I recall a Nato summit in Madrid where the conference hostesses were so beautiful they were driving all of us to distraction, and Clinton was unafraid to admit it. But if there is one thing his book shows, it is not just that there is more to Clinton's life than his sex life. It is that all the other stuff is in the end more important and more enduring.

He is a good man who occasionally made bad mistakes. But along the way he did a hell of a lot of good for America and, with an internationalism and progressive values-based politics not always found in the US, he did a lot of good for the world.

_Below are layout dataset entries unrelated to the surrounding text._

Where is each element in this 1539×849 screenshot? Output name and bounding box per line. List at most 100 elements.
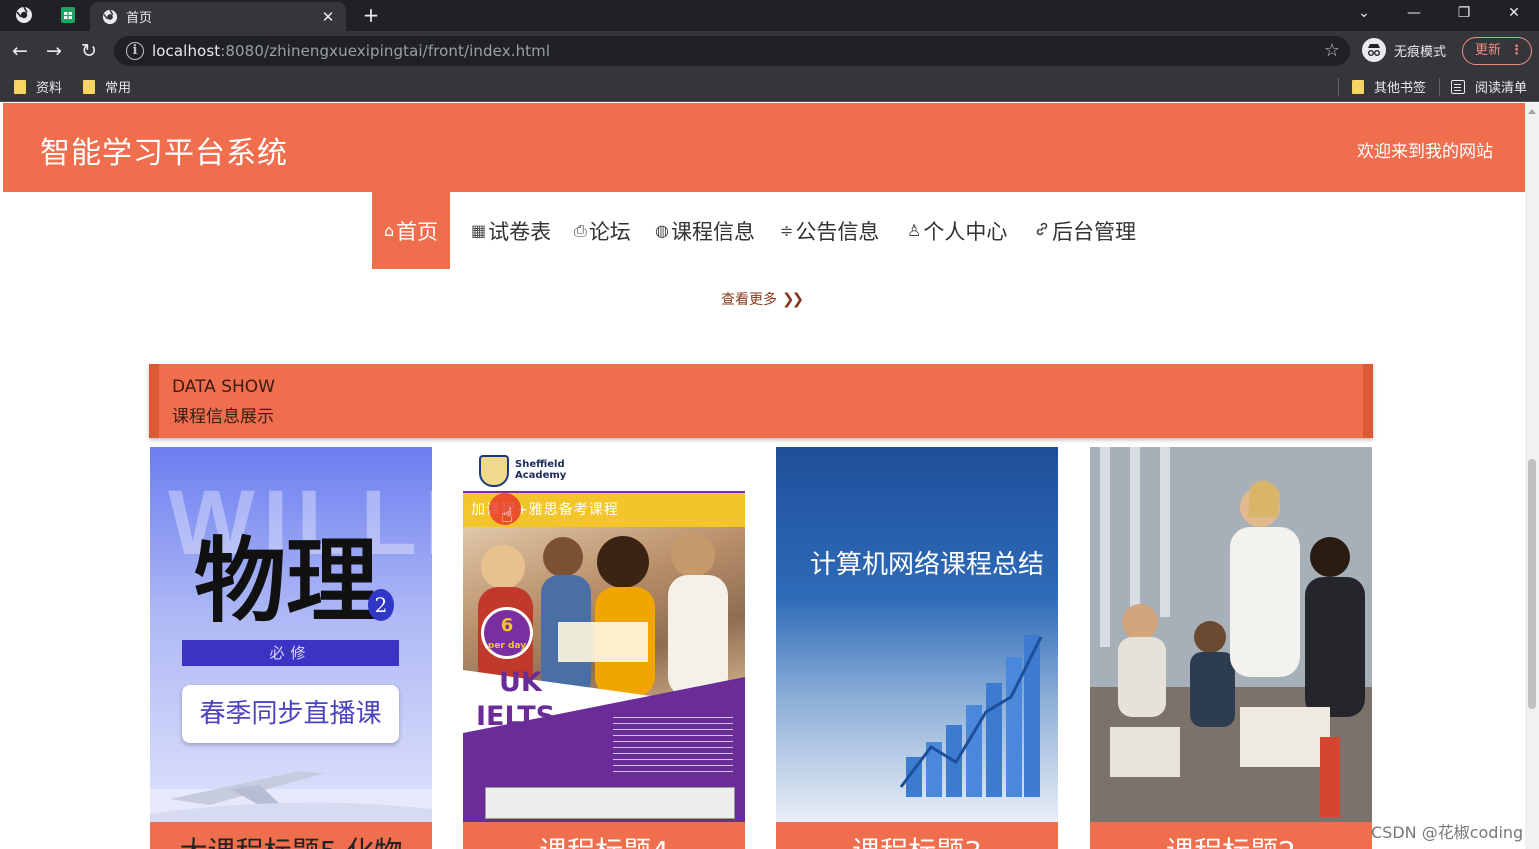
nav-item-forum[interactable]: ⎙ 论坛 <box>574 192 631 269</box>
nav-label: 课程信息 <box>670 219 755 244</box>
scroll-thumb[interactable] <box>1528 459 1536 709</box>
update-button[interactable]: 更新 ⋮ <box>1462 37 1532 65</box>
hours-badge: 6 per day <box>481 607 533 659</box>
tab-search-icon[interactable]: ⌄ <box>1339 0 1389 31</box>
course-title: 大课程标题5 化物 <box>150 830 432 849</box>
double-chevron-right-icon: ❯❯ <box>782 290 804 308</box>
nav-item-home[interactable]: ⌂ 首页 <box>372 192 451 269</box>
course-title-bar[interactable]: 课程标题2 <box>1090 822 1372 849</box>
restore-icon[interactable]: ❐ <box>1439 0 1489 31</box>
ielts-text: IELTS <box>476 701 556 732</box>
course-title: 课程标题4 <box>463 830 745 849</box>
bookmark-star-icon[interactable]: ☆ <box>1324 40 1340 61</box>
nav-label: 试卷表 <box>488 219 552 244</box>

When the Reagan moment comes for Clinton, even with the 10 to 20 per cent that death tends to add to the positive side of the ledger, he will still get very mixed reviews from the press and political establishment. But just as the people came out for Reagan, so they will come out for Clinton, with perhaps less of the establishment pomp and more of the ordinary Joes, the little guys, the blacks, those who felt dispossessed until they had a President who, every day of his presidency, including the ones when he fooled around with Lewinsky, was basically on their side.